K.J. Holmes, independent dance artist, singer, poet, actor and teacher based in Brooklyn, N.Y., has helped to define, first as a student and now as a teacher and performer, many contemporary improvisational practices, studying Ideokinesis with Andre Bernard and collaborating with forerunners Simone Forti, Karen Nelson, Lisa Nelson and Image Lab and Steve Paxton. K.J. is a student of Bonnie Bainbridge Cohen and Body Mind Centering® since 1990, including the certification program 1995–99; a graduate of the William Esper Studio, Meisner acting with master teacher Terry Knickerbocker; a certified yoga teacher through Satya Yoga with Sondra Loring; and a certified Ayurvedic practitioner through Dr. Naina Marballi and Ayurveda’s World, NYC.
A sought-after teacher of improvisation and somatic approaches to dance, theater and voice, K.J. has traveled nationally and internationally teaching and performing at universities, festivals and venues that range from theaters to site-specific locations to living rooms. She is currently adjunct faculty at NYU/Experimental Theatre Wing (2001-present),teaches through Movement Research since 1986 (A.I.R 2012–14) and the School for Contemporary Dance and Thought, as well as leading sessions and study groups in Yoga and Ayurveda remotely. She led Art as Experience events at MoMA 2019-20, and worked closely with Simone Forti in reconstructing her Dance Constructions there.
K.J. has performed in and collaborated in the works of filmmaker Matthew Barney, poet Julie Carr, drummer Jeremy Carlstedt, cellist Juan Ignacio Ferreras, trumpeter Roy Campbell, Jr., choreographers Miguel Gutierrez and the Powerful People and Xavier LeRoy, dance artist Karinne Keithley Seyers, among many others including being featured in music artist Mitski’s video Bug Like an Angel. She recently began a new process under the mentorship of composer/instrumentalist Henry Threadgill, Blu/print – directing and conducting an ensemble of dancers and musicians exploring origin and source, continuing her passion of avant jazz, dance, theater and poetics.

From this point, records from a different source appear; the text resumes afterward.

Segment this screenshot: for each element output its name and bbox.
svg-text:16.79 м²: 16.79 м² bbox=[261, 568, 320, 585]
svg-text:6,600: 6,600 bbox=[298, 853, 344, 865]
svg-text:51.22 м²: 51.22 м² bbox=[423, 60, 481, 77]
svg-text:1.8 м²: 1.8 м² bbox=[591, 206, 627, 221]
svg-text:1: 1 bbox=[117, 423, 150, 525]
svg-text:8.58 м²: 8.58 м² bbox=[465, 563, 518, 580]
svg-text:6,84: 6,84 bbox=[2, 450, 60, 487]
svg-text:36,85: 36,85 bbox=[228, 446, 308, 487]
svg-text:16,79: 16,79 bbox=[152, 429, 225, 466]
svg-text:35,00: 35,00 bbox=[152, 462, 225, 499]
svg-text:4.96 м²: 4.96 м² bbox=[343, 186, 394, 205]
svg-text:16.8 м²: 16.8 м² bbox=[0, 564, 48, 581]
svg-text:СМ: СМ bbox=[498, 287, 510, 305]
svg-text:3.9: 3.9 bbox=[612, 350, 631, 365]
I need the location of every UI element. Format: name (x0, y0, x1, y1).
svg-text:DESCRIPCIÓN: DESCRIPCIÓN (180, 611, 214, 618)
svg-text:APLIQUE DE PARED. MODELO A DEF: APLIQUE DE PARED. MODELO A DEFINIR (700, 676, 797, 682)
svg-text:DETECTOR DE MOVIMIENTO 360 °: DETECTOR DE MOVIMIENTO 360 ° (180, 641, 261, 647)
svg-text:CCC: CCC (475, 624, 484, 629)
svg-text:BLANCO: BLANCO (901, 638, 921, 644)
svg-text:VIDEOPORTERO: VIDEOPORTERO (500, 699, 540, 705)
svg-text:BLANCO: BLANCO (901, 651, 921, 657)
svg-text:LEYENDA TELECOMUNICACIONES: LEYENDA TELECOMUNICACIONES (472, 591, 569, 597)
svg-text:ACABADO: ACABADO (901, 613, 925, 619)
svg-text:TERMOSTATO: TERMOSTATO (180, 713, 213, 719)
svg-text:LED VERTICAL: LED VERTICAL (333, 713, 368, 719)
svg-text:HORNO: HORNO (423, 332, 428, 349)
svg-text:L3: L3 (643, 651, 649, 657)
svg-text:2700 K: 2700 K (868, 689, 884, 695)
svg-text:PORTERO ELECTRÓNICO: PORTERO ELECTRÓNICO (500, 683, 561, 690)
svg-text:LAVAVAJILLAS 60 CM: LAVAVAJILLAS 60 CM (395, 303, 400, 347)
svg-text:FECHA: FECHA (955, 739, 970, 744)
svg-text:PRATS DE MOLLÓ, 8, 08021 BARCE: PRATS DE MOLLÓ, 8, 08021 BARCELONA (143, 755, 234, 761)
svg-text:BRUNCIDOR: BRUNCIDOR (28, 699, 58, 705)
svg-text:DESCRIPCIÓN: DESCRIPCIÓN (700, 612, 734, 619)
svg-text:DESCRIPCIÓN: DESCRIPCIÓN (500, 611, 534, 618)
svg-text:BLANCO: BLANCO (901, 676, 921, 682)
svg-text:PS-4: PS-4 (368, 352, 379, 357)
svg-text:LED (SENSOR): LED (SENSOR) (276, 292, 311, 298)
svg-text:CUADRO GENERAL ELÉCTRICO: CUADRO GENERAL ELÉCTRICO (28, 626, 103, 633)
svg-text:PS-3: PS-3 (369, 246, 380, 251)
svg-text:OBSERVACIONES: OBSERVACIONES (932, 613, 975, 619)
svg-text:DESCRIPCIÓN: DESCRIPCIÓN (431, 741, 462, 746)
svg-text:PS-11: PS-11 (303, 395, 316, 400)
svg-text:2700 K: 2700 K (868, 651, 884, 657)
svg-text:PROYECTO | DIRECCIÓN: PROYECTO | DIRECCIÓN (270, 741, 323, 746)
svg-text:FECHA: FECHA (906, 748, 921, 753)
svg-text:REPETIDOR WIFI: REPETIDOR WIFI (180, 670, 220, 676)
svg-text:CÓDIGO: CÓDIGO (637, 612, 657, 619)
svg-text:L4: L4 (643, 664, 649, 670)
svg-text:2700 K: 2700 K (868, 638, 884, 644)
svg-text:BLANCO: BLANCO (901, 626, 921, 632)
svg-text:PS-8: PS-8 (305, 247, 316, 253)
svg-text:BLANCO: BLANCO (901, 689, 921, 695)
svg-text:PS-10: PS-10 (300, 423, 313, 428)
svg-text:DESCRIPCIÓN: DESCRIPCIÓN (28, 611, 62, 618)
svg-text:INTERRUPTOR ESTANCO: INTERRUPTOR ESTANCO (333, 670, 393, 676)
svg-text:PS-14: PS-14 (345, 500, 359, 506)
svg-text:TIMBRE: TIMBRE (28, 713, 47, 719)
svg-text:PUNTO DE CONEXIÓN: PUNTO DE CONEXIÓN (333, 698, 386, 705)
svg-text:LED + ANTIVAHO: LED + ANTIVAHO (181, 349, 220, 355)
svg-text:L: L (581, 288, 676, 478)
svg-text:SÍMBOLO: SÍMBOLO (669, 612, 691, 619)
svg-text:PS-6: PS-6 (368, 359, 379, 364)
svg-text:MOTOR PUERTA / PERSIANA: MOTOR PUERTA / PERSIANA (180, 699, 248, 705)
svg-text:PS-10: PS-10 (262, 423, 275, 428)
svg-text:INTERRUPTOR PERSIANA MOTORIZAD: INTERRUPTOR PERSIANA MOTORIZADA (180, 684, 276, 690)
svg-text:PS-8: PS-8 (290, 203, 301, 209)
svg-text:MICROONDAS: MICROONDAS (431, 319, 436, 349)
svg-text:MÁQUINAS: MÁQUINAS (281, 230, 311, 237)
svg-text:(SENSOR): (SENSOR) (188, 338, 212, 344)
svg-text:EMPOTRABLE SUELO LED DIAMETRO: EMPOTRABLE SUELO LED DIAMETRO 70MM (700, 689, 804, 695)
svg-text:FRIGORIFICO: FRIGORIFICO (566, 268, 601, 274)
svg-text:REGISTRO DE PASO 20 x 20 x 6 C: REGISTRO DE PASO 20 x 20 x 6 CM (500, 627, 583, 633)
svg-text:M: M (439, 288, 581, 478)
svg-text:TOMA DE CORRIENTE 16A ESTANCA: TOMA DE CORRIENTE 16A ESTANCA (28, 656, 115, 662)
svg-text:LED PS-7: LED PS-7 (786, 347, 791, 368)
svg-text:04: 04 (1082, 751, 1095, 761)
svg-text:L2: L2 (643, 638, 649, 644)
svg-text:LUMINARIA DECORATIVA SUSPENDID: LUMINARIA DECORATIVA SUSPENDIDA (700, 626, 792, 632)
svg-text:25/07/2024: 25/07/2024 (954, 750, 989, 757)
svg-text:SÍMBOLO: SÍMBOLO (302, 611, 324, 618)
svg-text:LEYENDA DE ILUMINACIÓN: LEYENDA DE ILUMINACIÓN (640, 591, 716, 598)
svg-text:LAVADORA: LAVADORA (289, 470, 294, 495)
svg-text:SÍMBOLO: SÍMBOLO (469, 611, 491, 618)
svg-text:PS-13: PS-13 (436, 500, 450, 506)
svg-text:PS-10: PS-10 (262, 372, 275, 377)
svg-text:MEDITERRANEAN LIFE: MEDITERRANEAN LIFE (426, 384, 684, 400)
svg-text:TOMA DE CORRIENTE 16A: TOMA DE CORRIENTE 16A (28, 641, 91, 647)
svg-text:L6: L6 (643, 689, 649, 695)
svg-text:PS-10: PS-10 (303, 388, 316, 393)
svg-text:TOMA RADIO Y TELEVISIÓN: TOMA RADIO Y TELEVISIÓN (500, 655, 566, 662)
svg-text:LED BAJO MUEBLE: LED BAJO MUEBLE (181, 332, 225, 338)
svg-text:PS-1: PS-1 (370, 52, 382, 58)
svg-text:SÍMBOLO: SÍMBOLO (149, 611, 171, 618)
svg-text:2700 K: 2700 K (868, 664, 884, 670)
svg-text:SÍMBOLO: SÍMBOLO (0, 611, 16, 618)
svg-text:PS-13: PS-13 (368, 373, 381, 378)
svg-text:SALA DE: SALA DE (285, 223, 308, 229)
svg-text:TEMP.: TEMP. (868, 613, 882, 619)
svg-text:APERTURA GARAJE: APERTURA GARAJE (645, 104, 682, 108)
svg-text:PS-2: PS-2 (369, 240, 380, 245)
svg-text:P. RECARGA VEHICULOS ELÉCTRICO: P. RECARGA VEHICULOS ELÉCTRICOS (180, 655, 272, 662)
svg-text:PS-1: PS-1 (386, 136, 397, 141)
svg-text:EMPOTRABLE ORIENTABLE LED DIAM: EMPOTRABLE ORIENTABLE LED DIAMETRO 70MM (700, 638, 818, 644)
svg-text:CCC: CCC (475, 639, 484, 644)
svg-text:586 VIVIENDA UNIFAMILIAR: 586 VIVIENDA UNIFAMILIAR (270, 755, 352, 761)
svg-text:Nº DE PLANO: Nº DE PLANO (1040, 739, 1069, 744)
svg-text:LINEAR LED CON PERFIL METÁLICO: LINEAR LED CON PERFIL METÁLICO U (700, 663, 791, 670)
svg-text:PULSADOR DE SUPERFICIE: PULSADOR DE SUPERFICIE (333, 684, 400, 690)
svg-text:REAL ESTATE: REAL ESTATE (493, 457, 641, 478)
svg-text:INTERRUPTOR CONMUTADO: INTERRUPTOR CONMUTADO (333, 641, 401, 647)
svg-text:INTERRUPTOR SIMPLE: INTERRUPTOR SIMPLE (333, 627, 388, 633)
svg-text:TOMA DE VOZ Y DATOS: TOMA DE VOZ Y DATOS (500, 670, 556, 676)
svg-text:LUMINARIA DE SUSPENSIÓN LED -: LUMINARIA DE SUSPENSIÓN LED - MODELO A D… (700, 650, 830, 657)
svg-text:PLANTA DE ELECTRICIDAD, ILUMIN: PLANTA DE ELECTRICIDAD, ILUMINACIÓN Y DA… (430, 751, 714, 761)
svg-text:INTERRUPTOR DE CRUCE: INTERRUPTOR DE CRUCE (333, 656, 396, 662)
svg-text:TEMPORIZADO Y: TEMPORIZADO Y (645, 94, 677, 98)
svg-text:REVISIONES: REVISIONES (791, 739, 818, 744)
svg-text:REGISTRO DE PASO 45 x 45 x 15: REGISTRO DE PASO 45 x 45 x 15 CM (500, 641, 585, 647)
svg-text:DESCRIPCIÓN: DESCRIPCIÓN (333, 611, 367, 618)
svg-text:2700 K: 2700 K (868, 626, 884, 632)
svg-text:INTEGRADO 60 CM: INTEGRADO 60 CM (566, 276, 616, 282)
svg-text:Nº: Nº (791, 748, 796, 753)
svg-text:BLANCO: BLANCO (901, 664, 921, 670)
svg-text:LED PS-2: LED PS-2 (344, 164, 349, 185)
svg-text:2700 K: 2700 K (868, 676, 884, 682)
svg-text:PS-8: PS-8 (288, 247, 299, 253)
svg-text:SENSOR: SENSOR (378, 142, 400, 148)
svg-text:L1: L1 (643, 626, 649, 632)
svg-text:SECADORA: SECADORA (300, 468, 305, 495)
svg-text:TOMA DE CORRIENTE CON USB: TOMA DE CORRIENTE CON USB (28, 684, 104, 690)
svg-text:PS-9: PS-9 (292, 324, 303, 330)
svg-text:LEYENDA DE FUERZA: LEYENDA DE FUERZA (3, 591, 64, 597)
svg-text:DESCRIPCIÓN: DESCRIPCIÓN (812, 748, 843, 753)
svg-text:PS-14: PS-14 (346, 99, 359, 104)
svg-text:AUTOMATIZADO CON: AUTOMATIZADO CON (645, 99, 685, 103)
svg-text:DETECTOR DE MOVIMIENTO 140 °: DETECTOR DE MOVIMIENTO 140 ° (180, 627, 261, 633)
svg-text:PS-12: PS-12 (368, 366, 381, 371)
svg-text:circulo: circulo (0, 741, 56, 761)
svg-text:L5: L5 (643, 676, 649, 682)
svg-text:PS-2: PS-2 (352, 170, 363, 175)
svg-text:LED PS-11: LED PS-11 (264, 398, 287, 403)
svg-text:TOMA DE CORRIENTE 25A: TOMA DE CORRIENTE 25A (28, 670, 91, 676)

K.J. is committed to creating dance/theater as an attempt to find solace, artistic expression and sustainable life practices regarding climate change and the challenging political world. She believes her teaching is not separate from her art making, and brings all her practices together in an alchemy of experiential life and living.
Contact kjhlms@gmail.com for more information

Photo by Alexander Dololov
Peter Kyle is a dancer, choreographer, teacher, filmmaker, and Artistic Director of Peter Kyle Dance, based in Hartford, Connecticut, where he is Associate Professor in the Department of Theater and Dance at Trinity College. Early in his career, he toured the world with Nikolais and Murray Louis Dance and has also performed in the companies of Molissa Fenley, Mark Morris, Erick Hawkins, Gina Gibney, Laura Glenn, Dance Alloy and the theater company P3/east. Having shown his own work on three continents, he has received numerous grants and awards, including from American Music Center, US Embassies in China and Ukraine, Mertz Gilmore Foundation, New York Foundation for the Arts, New England Foundation for the Arts, the Fulbright Specialist Program, as well as multiple grants from the Edward C. and Ann T. Roberts Foundation, and the Movement Research Global Practice Sharing program. He regularly works internationally, most recently in Lithuania. Together with P3/east in 2002 he met and worked with Shogo Ohta, the creator of Slow Tempo, in Kyoto, Japan. He has been integrating this work into his teaching ever since, and has taught the Slow Tempo workshop for eleven summers at Bearnstow beginning in 2009 where he served as Associate Director between 2017-2020. Peter eagerly looks forward to this collaboration with K.J. Holmes.